Funnily enough, on first glances, it bears striking resemblance to the interior of the compost bin. Far from the insipid beige hall-carpet pallor of your everyday tuna, the “Buzz” looks like Operation Dessert Storm camo: a pastiche of meaty white flesh, fatty blacks and browns and the occasional lattice of veins. It’s this inclusion of the dark meat that is the game changer. Italian and especially Sicilian chefs have known for generations that this is the stuff you do match up with pasta. Even Elizabeth David knew it, stating that during her time in Sicily the fishmonger would wrap up the white and dark meat, some fatty ventresca (belly meat) and even the heart of the beast. Like all that is good in this world to eat, the secret ingredient is, lamentably, fat.

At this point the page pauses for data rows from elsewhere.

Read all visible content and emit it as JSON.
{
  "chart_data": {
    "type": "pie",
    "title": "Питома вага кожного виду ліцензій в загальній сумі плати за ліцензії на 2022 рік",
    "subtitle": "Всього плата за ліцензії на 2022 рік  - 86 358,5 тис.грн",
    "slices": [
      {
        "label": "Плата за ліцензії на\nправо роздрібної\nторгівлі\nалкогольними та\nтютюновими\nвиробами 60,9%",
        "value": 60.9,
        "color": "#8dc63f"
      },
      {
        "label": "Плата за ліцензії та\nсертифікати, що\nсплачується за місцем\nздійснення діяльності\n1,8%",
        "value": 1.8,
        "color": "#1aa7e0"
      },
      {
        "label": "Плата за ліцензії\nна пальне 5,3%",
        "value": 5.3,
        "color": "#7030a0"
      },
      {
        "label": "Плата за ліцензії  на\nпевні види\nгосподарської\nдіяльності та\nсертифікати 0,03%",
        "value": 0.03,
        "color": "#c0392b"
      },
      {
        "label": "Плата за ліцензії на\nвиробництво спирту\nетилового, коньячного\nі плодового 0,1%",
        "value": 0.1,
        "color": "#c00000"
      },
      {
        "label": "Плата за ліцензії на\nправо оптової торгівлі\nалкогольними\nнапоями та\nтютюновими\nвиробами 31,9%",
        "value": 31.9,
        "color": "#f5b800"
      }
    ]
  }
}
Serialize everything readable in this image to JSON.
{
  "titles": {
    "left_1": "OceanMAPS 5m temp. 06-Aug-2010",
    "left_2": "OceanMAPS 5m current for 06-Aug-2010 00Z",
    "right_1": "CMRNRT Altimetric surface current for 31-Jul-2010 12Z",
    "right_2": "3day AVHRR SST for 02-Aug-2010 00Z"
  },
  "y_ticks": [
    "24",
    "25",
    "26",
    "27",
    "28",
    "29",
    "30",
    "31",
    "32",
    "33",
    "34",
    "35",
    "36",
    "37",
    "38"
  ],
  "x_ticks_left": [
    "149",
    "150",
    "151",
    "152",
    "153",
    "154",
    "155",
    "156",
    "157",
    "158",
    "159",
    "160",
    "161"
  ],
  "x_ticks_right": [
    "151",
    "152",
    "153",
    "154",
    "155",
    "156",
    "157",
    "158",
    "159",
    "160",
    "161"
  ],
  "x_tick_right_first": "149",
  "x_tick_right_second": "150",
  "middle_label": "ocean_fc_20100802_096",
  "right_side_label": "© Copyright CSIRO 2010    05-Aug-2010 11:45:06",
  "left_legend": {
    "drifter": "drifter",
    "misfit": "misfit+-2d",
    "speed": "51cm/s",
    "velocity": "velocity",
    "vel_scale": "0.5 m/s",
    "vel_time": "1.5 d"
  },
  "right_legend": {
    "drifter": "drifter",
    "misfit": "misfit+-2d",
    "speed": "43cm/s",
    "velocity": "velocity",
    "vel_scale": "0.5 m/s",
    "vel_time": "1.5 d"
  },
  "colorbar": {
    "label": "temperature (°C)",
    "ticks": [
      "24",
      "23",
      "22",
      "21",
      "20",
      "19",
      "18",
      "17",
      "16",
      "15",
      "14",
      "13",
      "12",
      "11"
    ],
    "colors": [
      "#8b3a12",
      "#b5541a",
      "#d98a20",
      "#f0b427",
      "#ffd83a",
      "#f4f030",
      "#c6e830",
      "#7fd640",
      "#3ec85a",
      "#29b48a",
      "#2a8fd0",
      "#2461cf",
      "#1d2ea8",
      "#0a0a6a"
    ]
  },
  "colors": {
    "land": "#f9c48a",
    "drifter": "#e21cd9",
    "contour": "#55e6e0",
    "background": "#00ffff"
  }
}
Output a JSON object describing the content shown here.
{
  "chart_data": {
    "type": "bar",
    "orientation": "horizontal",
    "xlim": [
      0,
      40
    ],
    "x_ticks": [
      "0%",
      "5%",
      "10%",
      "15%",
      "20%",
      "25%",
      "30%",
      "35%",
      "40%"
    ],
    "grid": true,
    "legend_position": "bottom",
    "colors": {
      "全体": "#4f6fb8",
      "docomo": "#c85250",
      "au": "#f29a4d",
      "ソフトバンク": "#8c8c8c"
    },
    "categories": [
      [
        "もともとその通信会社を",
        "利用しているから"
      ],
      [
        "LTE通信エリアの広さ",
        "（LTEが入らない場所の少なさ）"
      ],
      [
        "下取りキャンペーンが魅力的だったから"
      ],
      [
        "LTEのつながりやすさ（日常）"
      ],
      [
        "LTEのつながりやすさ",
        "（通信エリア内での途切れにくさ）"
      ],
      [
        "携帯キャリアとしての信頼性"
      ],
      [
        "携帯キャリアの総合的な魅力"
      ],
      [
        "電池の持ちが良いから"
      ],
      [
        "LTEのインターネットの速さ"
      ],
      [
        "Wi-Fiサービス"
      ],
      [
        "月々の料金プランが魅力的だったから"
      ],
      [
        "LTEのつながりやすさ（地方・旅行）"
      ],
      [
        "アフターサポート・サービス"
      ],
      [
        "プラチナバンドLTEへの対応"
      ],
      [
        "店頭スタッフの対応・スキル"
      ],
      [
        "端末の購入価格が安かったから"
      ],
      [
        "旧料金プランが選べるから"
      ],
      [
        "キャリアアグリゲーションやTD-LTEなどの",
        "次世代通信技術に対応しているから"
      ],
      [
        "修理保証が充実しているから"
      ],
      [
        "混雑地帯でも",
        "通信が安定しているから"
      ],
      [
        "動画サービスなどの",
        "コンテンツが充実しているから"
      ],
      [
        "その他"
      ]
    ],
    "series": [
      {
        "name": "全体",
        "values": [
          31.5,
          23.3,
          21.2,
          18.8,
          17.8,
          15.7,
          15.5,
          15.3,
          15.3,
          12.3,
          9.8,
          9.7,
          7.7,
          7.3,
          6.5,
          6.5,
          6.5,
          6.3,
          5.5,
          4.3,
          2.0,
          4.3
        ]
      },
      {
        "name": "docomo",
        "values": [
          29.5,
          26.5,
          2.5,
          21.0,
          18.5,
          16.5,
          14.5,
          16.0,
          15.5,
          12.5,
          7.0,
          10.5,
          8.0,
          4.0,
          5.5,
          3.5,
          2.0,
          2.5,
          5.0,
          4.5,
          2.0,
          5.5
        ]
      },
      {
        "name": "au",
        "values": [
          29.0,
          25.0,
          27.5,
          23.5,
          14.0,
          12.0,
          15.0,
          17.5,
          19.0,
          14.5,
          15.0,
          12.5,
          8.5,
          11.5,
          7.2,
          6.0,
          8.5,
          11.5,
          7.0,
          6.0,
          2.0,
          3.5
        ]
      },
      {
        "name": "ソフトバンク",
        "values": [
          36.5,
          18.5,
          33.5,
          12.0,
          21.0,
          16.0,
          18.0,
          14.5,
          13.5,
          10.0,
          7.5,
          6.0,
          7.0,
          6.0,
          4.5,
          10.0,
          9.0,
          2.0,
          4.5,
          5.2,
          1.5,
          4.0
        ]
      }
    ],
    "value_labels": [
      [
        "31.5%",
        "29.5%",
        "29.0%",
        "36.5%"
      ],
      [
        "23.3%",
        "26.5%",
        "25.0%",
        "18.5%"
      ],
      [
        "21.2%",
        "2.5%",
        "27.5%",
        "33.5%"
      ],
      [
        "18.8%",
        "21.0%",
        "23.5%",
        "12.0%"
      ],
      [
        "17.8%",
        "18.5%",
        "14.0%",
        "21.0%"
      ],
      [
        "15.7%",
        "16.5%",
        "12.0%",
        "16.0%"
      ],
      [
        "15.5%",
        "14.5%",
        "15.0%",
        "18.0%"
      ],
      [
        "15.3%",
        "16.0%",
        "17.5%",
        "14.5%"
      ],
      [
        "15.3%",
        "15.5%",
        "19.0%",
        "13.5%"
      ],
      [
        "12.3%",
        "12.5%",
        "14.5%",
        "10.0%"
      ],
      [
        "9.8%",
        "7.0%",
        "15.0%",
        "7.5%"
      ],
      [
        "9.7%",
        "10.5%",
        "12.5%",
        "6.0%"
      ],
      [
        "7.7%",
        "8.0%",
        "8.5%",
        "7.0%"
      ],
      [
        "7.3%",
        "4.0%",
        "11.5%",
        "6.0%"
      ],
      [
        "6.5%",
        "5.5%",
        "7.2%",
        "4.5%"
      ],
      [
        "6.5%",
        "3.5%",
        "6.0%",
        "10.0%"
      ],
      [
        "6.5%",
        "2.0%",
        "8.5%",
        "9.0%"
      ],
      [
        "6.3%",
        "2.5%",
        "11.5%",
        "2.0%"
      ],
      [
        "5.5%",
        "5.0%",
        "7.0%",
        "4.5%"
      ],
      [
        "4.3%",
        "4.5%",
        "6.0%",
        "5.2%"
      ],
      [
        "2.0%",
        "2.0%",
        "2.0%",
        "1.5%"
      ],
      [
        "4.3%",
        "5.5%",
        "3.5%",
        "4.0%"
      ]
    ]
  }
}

I’ve used it a few times now. I’ve cooked my pasta, finished it with olive oil, chopped taggiasche olives and some finely sliced tropea onions, before heaping half a can of this terrifying, oleaginous fish flesh on top with just the slightest squeeze of lemon. I even tried it with a San Marzano sauce, cooking the tomato first before adding the tuna after and it was like eating fois gras. The principle is the same for pizzas, do the cooking separately.  In this case, a Torpedino base with a short kick of oregano on some good dough, and then use the tuna like some indulgent spread over the top when out of the oven.

The possibilities for this can of fishy joy are probably endless, like the Tuna fish itself, nothing goes to waste, not even the can which I have lovingly fashioned into a pen holder. If it were a ship it would pretty much have passed all its sea trials with flying colours and be ready for commission, yet something tells me there is just one more dish it has to conquer before it’s passed fit for service; an old classic, a rule Britalia of a plate beloved by old and young alike…I wonder if Zia Tina still has that Le Creuset dish.